All those devices share one very important thing: a necessary fan. Y-series processors like those found in the Pixelbook and Pixel Slate are less powerful and can run without fan cooling. U-series processors cannot, and that would mean a full redesign would be required for a Pixelbook 2 with any of the above-mentioned processors, making it much thicker and heavier than the current model. Google can do what it wants, but I think moving away from the basic chassis on the Pixelbook would not only be a mistake; it is highly unlikely.
Finally, we have to talk about the board name that shows up for each Geekbench result. The motherboard showing for each entry is ‘Eve’ which, as we know, is the baseboard for the Pixelbook. Even with the near-identical hardware on the 2013 and 2015 versions of the original Chromebook Pixel, the baseboards (and chipsets) were changed and had different internal names. I don’t see a realistic scenario where Google develops a new Pixelbook on an old baseboard, but I’ve been wrong before.
I’ve begun searching through the Chromium Repositories for any hint that new hardware is being developed for ‘Eve’, but my searches have so far come up empty-handed. We’ll continue keeping an eye out for anything new on that front, however, since these Geekbench scores are making us question quite a bit.

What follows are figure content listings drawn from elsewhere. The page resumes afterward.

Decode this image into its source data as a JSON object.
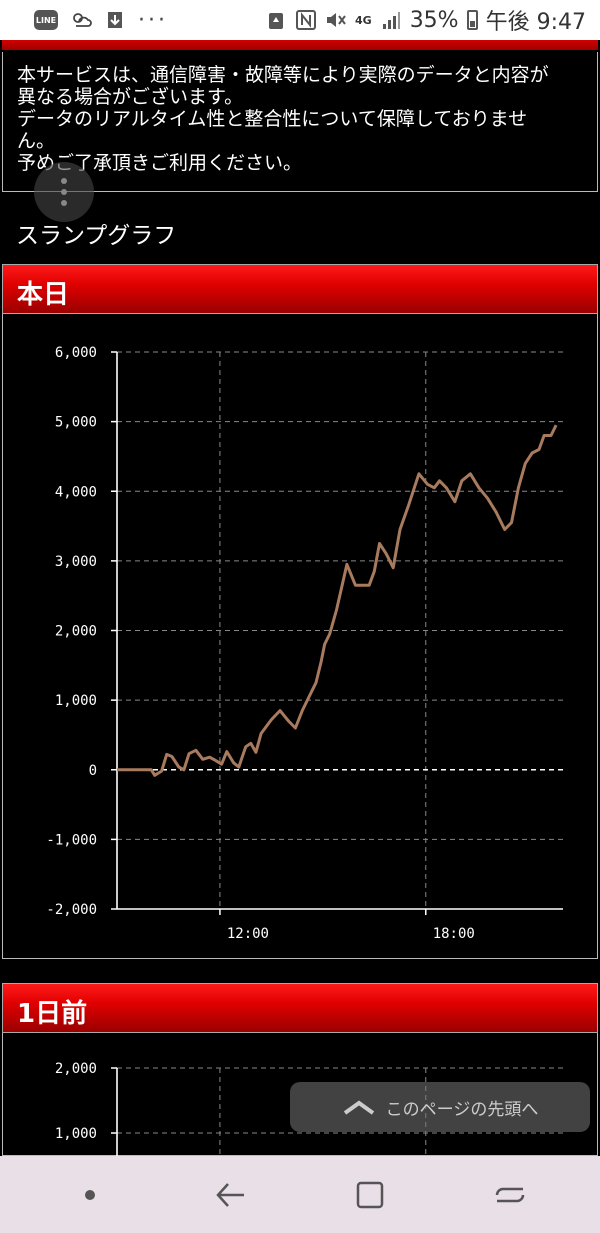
{
  "status_bar": {
    "left_icons": [
      "line-icon",
      "weather-icon",
      "download-icon",
      "more-icon"
    ],
    "line_label": "LINE",
    "network": "4G",
    "battery": "35%",
    "time": "午後 9:47"
  },
  "notice": {
    "lines": [
      "本サービスは、通信障害・故障等により実際のデータと内容が",
      "異なる場合がございます。",
      "データのリアルタイム性と整合性について保障しておりませ",
      "ん。",
      "予めご了承頂きご利用ください。"
    ]
  },
  "section_title": "スランプグラフ",
  "panels": [
    {
      "title": "本日"
    },
    {
      "title": "1日前"
    }
  ],
  "chart_data": [
    {
      "type": "line",
      "title": "本日",
      "xlabel": "",
      "ylabel": "",
      "ylim": [
        -2000,
        6000
      ],
      "yticks": [
        "6,000",
        "5,000",
        "4,000",
        "3,000",
        "2,000",
        "1,000",
        "0",
        "-1,000",
        "-2,000"
      ],
      "ytick_values": [
        6000,
        5000,
        4000,
        3000,
        2000,
        1000,
        0,
        -1000,
        -2000
      ],
      "xticks": [
        "12:00",
        "18:00"
      ],
      "xtick_values": [
        12,
        18
      ],
      "xlim": [
        9,
        22
      ],
      "grid": true,
      "series": [
        {
          "color": "#a87a5e",
          "x": [
            9.0,
            9.5,
            10.0,
            10.1,
            10.3,
            10.45,
            10.6,
            10.8,
            10.95,
            11.1,
            11.3,
            11.5,
            11.7,
            11.85,
            12.05,
            12.2,
            12.4,
            12.55,
            12.75,
            12.9,
            13.05,
            13.2,
            13.35,
            13.5,
            13.75,
            14.0,
            14.2,
            14.4,
            14.6,
            14.8,
            14.95,
            15.05,
            15.2,
            15.4,
            15.7,
            15.95,
            16.2,
            16.35,
            16.5,
            16.65,
            16.85,
            17.05,
            17.25,
            17.5,
            17.8,
            18.05,
            18.25,
            18.4,
            18.6,
            18.85,
            19.05,
            19.3,
            19.55,
            19.8,
            20.05,
            20.3,
            20.5,
            20.7,
            20.9,
            21.1,
            21.3,
            21.45,
            21.65,
            21.8
          ],
          "y": [
            0,
            0,
            0,
            -80,
            -20,
            220,
            190,
            40,
            0,
            230,
            280,
            150,
            180,
            140,
            80,
            260,
            100,
            40,
            330,
            380,
            250,
            520,
            620,
            720,
            850,
            700,
            600,
            850,
            1050,
            1250,
            1550,
            1800,
            1950,
            2300,
            2950,
            2650,
            2650,
            2650,
            2850,
            3250,
            3100,
            2900,
            3450,
            3800,
            4250,
            4100,
            4050,
            4150,
            4050,
            3850,
            4150,
            4250,
            4050,
            3900,
            3700,
            3450,
            3550,
            4050,
            4400,
            4550,
            4600,
            4800,
            4800,
            4950
          ]
        }
      ]
    },
    {
      "type": "line",
      "title": "1日前",
      "ylim": [
        -2000,
        2000
      ],
      "yticks": [
        "2,000",
        "1,000"
      ],
      "ytick_values": [
        2000,
        1000
      ],
      "xlim": [
        9,
        22
      ],
      "grid": true,
      "series": []
    }
  ],
  "back_to_top": {
    "label": "このページの先頭へ"
  },
  "nav": {
    "buttons": [
      "recent-dot-icon",
      "back-icon",
      "home-icon",
      "recents-icon"
    ]
  }
}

As I said at the top, these new search entries in Geekbench need to be taken for what they are: a possible look at the next Pixelbook while also possibly being just a test/development device. One thing we know for sure: when we start seeing a device show up in Geekbench, it is usually not far from release. So, if these search results are indeed from the next-gen Pixelbook, we may see this Chromebook sooner than later.